They say the world is turning into one global village. How easily will that happen?
Interracial and intercultural relationships are hard work. Relationships on their own, are hard work. So when you have to cut across race and Nationalities, it becomes even harder work. The cultural differences, societal interference and even the basic culture shock.
For a typical African like me, (typical meaning very, traditional and fundamental) you can only imagine my shock when I went on this first date with a (I’d like to make this interesting and say dashingly handsome, but no) average looking, tall English guy.
We had agreed to meet at a bowling parlor in South East London for 8pm and naturally, I got there late. I arrived 9pm and apologized. He was the sweetest thing ever, as he did not seem to mind at all. He said it was fine and even joked about how I made him do some spontaneous shopping while waiting for me. I thought “oh wow! He is so not African. He’s not mad that I came late” We strolled into the bowling place and even though I described him as “Average looking”, he had really nice eyes and something corky about the way he smiled and laughed.
He asked if we should get some drinks before bowling and I agreed to it. We got there and he was staring at me. I figured that meant “Order your drink young lady” so I did. After the bar tender brought me my drink, he smiled at me in an even corkier, and this time, annoying way. So I asked for the cost, reached for the purse in my purse and swiftly paid. It was then he made his order. We walked away from the bar and started talking about god knows what. I really wasn’t paying attention because I couldn’t get my mind away from the awkwardness at the bar.
Then we went bowling. He paid for the first round, and after we played and it was so much fun, he asked if I thought we should go for another. I agreed to it. He walked to the till, then back at me. Then said the worst words I heard the entire week –“Do you have five quid. I figure, if you get this next game, I could get us drinks later” SAY WHAT??? He wants me to split a bill of six flimsy pounds with him? I was affronted! I reached in my purse, and I have never pulled out money any faster in my life! I pulled out a ten pounds note and gave it to him. Then we played.
So here’s the thing: He did not only ask that I gave him a fiver, but had the moral fiber to explain that if I got this he would get us drinks later? Oh my word!
Now this is where culture shock comes in.

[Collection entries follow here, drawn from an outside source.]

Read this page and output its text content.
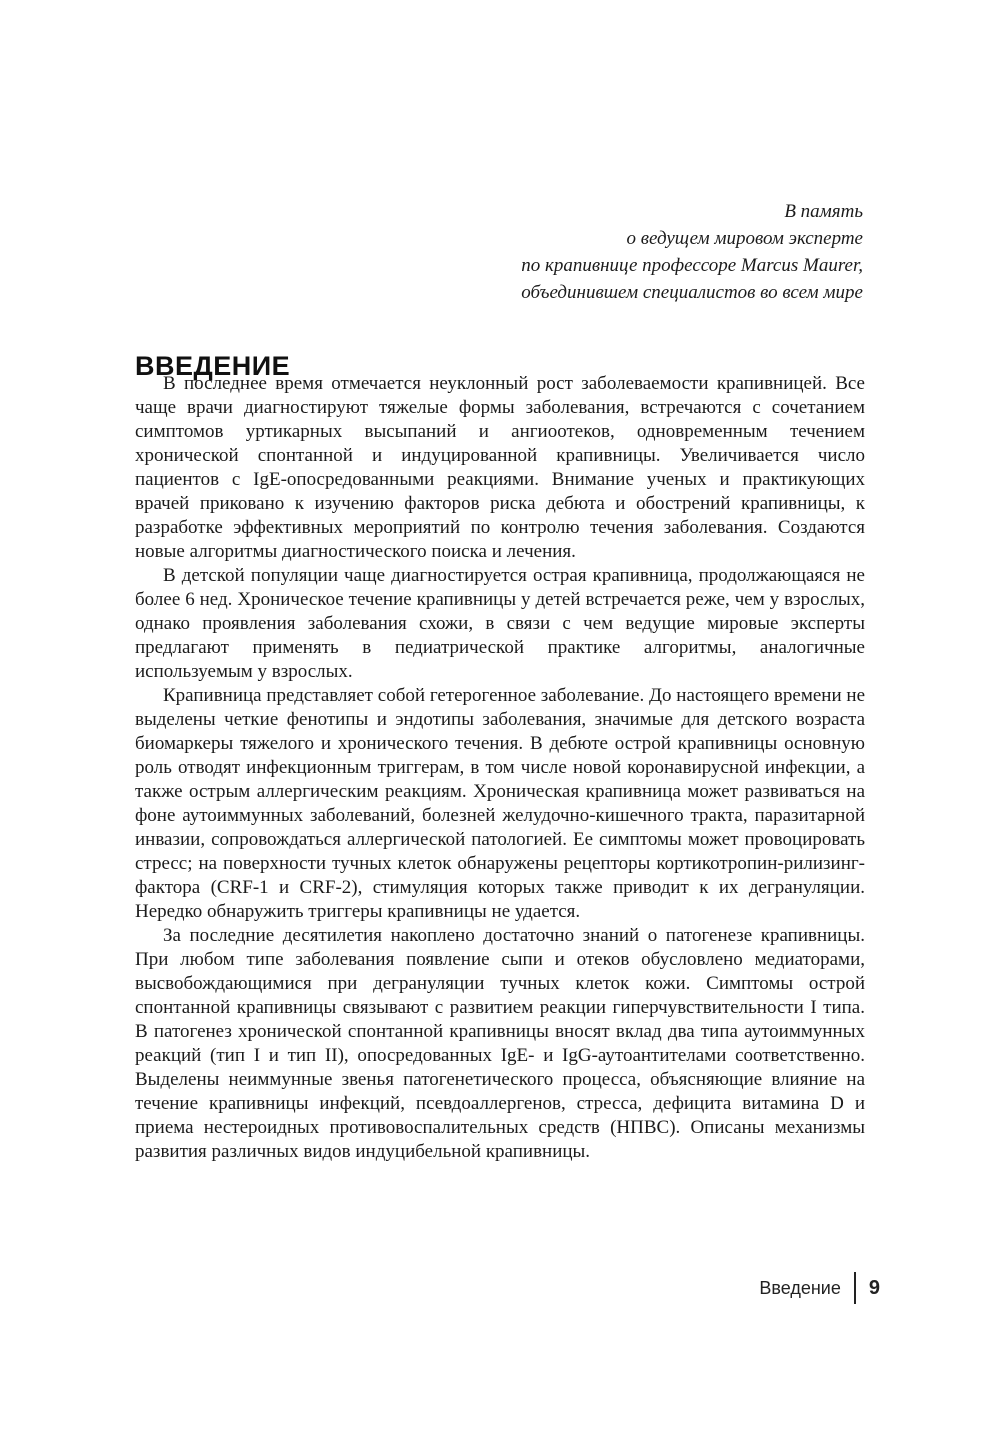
В память
о ведущем мировом эксперте
по крапивнице профессоре Marcus Maurer,
объединившем специалистов во всем мире
ВВЕДЕНИЕ

В последнее время отмечается неуклонный рост заболеваемости крапивницей. Все чаще врачи диагностируют тяжелые формы заболевания, встречаются с сочетанием симптомов уртикарных высыпаний и ангиоотеков, одновременным течением хронической спонтанной и индуцированной крапивницы. Увеличивается число пациентов с IgE-опосредованными реакциями. Внимание ученых и практикующих врачей приковано к изучению факторов риска дебюта и обострений крапивницы, к разработке эффективных мероприятий по контролю течения заболевания. Создаются новые алгоритмы диагностического поиска и лечения.

В детской популяции чаще диагностируется острая крапивница, продолжающаяся не более 6 нед. Хроническое течение крапивницы у детей встречается реже, чем у взрослых, однако проявления заболевания схожи, в связи с чем ведущие мировые эксперты предлагают применять в педиатрической практике алгоритмы, аналогичные используемым у взрослых.

Крапивница представляет собой гетерогенное заболевание. До настоящего времени не выделены четкие фенотипы и эндотипы заболевания, значимые для детского возраста биомаркеры тяжелого и хронического течения. В дебюте острой крапивницы основную роль отводят инфекционным триггерам, в том числе новой коронавирусной инфекции, а также острым аллергическим реакциям. Хроническая крапивница может развиваться на фоне аутоиммунных заболеваний, болезней желудочно-кишечного тракта, паразитарной инвазии, сопровождаться аллергической патологией. Ее симптомы может провоцировать стресс; на поверхности тучных клеток обнаружены рецепторы кортикотропин-рилизинг-фактора (CRF-1 и CRF-2), стимуляция которых также приводит к их дегрануляции. Нередко обнаружить триггеры крапивницы не удается.

За последние десятилетия накоплено достаточно знаний о патогенезе крапивницы. При любом типе заболевания появление сыпи и отеков обусловлено медиаторами, высвобождающимися при дегрануляции тучных клеток кожи. Симптомы острой спонтанной крапивницы связывают с развитием реакции гиперчувствительности I типа. В патогенез хронической спонтанной крапивницы вносят вклад два типа аутоиммунных реакций (тип I и тип II), опосредованных IgE- и IgG-аутоантителами соответственно. Выделены неиммунные звенья патогенетического процесса, объясняющие влияние на течение крапивницы инфекций, псевдоаллергенов, стресса, дефицита витамина D и приема нестероидных противовоспалительных средств (НПВС). Описаны механизмы развития различных видов индуцибельной крапивницы.

Введение 9
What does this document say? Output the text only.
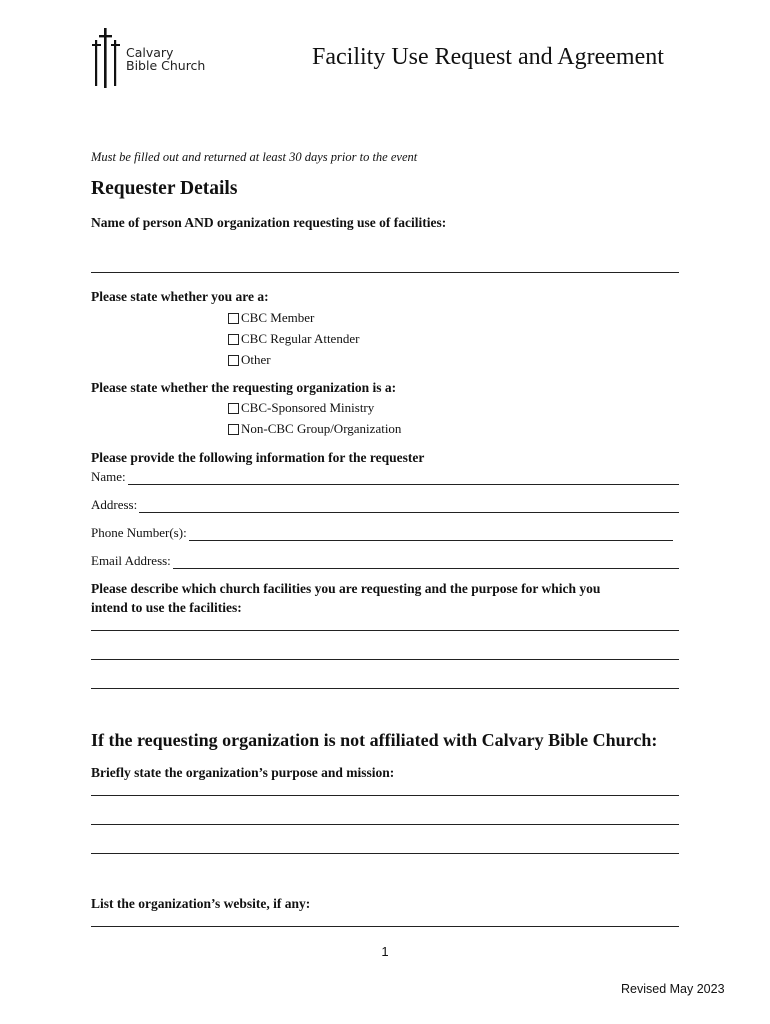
Calvary
Bible Church	Facility Use Request and Agreement
Must be filled out and returned at least 30 days prior to the event
Requester Details
Name of person AND organization requesting use of facilities:
Please state whether you are a:
CBC Member
CBC Regular Attender
Other
Please state whether the requesting organization is a:
CBC-Sponsored Ministry
Non-CBC Group/Organization
Please provide the following information for the requester
Name:
Address:
Phone Number(s):
Email Address:
Please describe which church facilities you are requesting and the purpose for which you
intend to use the facilities:
If the requesting organization is not affiliated with Calvary Bible Church:
Briefly state the organization’s purpose and mission:
List the organization’s website, if any:
1
Revised May 2023
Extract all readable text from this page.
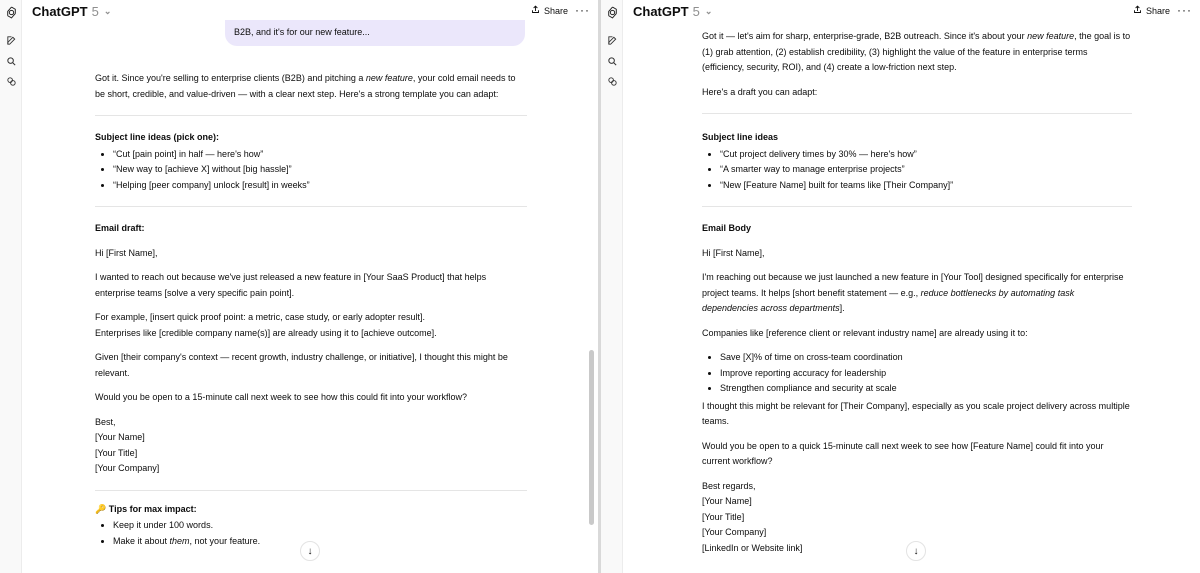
ChatGPT 5 ⌄	Share ···
B2B, and it's for our new feature...

Got it. Since you're selling to enterprise clients (B2B) and pitching a new feature, your cold email needs to be short, credible, and value-driven — with a clear next step. Here's a strong template you can adapt:

Subject line ideas (pick one):

“Cut [pain point] in half — here's how”
“New way to [achieve X] without [big hassle]”
“Helping [peer company] unlock [result] in weeks”

Email draft:

Hi [First Name],

I wanted to reach out because we've just released a new feature in [Your SaaS Product] that helps enterprise teams [solve a very specific pain point].

For example, [insert quick proof point: a metric, case study, or early adopter result].
Enterprises like [credible company name(s)] are already using it to [achieve outcome].

Given [their company's context — recent growth, industry challenge, or initiative], I thought this might be relevant.

Would you be open to a 15-minute call next week to see how this could fit into your workflow?

Best,
[Your Name]
[Your Title]
[Your Company]

🔑 Tips for max impact:

Keep it under 100 words.
Make it about them, not your feature.
↓
ChatGPT 5 ⌄	Share ···

Got it — let's aim for sharp, enterprise-grade, B2B outreach. Since it's about your new feature, the goal is to (1) grab attention, (2) establish credibility, (3) highlight the value of the feature in enterprise terms (efficiency, security, ROI), and (4) create a low-friction next step.

Here's a draft you can adapt:

Subject line ideas

“Cut project delivery times by 30% — here's how”
“A smarter way to manage enterprise projects”
“New [Feature Name] built for teams like [Their Company]”

Email Body

Hi [First Name],

I'm reaching out because we just launched a new feature in [Your Tool] designed specifically for enterprise project teams. It helps [short benefit statement — e.g., reduce bottlenecks by automating task dependencies across departments].

Companies like [reference client or relevant industry name] are already using it to:

Save [X]% of time on cross-team coordination
Improve reporting accuracy for leadership
Strengthen compliance and security at scale

I thought this might be relevant for [Their Company], especially as you scale project delivery across multiple teams.

Would you be open to a quick 15-minute call next week to see how [Feature Name] could fit into your current workflow?

Best regards,
[Your Name]
[Your Title]
[Your Company]
[LinkedIn or Website link]	↓
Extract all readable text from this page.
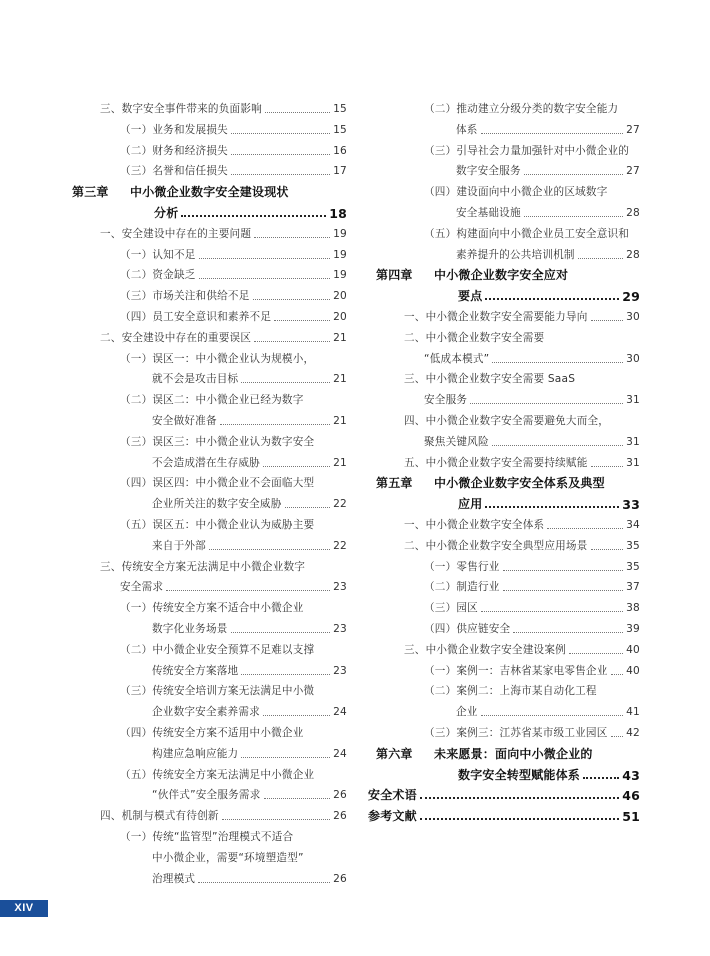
三、数字安全事件带来的负面影响	15
（一）业务和发展损失	15
（二）财务和经济损失	16
（三）名誉和信任损失	17
第三章	中小微企业数字安全建设现状
分析	18
一、安全建设中存在的主要问题	19
（一）认知不足	19
（二）资金缺乏	19
（三）市场关注和供给不足	20
（四）员工安全意识和素养不足	20
二、安全建设中存在的重要误区	21
（一）误区一：中小微企业认为规模小，
就不会是攻击目标	21
（二）误区二：中小微企业已经为数字
安全做好准备	21
（三）误区三：中小微企业认为数字安全
不会造成潜在生存威胁	21
（四）误区四：中小微企业不会面临大型
企业所关注的数字安全威胁	22
（五）误区五：中小微企业认为威胁主要
来自于外部	22
三、传统安全方案无法满足中小微企业数字
安全需求	23
（一）传统安全方案不适合中小微企业
数字化业务场景	23
（二）中小微企业安全预算不足难以支撑
传统安全方案落地	23
（三）传统安全培训方案无法满足中小微
企业数字安全素养需求	24
（四）传统安全方案不适用中小微企业
构建应急响应能力	24
（五）传统安全方案无法满足中小微企业
“伙伴式”安全服务需求	26
四、机制与模式有待创新	26
（一）传统“监管型”治理模式不适合
中小微企业，需要“环境塑造型”
治理模式	26
（二）推动建立分级分类的数字安全能力
体系	27
（三）引导社会力量加强针对中小微企业的
数字安全服务	27
（四）建设面向中小微企业的区域数字
安全基础设施	28
（五）构建面向中小微企业员工安全意识和
素养提升的公共培训机制	28
第四章	中小微企业数字安全应对
要点	29
一、中小微企业数字安全需要能力导向	30
二、中小微企业数字安全需要
“低成本模式”	30
三、中小微企业数字安全需要 SaaS
安全服务	31
四、中小微企业数字安全需要避免大而全，
聚焦关键风险	31
五、中小微企业数字安全需要持续赋能	31
第五章	中小微企业数字安全体系及典型
应用	33
一、中小微企业数字安全体系	34
二、中小微企业数字安全典型应用场景	35
（一）零售行业	35
（二）制造行业	37
（三）园区	38
（四）供应链安全	39
三、中小微企业数字安全建设案例	40
（一）案例一：吉林省某家电零售企业 40
（二）案例二：上海市某自动化工程
企业	41
（三）案例三：江苏省某市级工业园区 42
第六章	未来愿景：面向中小微企业的
数字安全转型赋能体系	43
安全术语	46
参考文献	51
XIV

As a fundamental Nigerian, I believe I know all there is to know about a woman fending for herself and not waiting for a man to put food in her mouth, yadayadayada… However, I am not going on a date where he asks me to give five pounds for the bowling game. That is N1,250!!! Are you freaking kidding me? While I am in no way implying that all English men demand five quid on a first date, I am also implying that no Nigerian man, in his right senses will ask you for a thousand Naira on a first date. He would rather say to you to excuse him, if need be, and go hustle that 1k somehow.
The average Nigerian man is proud and full of ego. He may not treat his woman with all the respect, or carry her as an egg, but he would do all he can to impress her.
The world is turning into a global village they say. In several years time, some people have predicted, we would have only one race –Mixed race. But how is that possible with all these barriers than seem too strong for even love, which is the greatest conqueror, to pull down?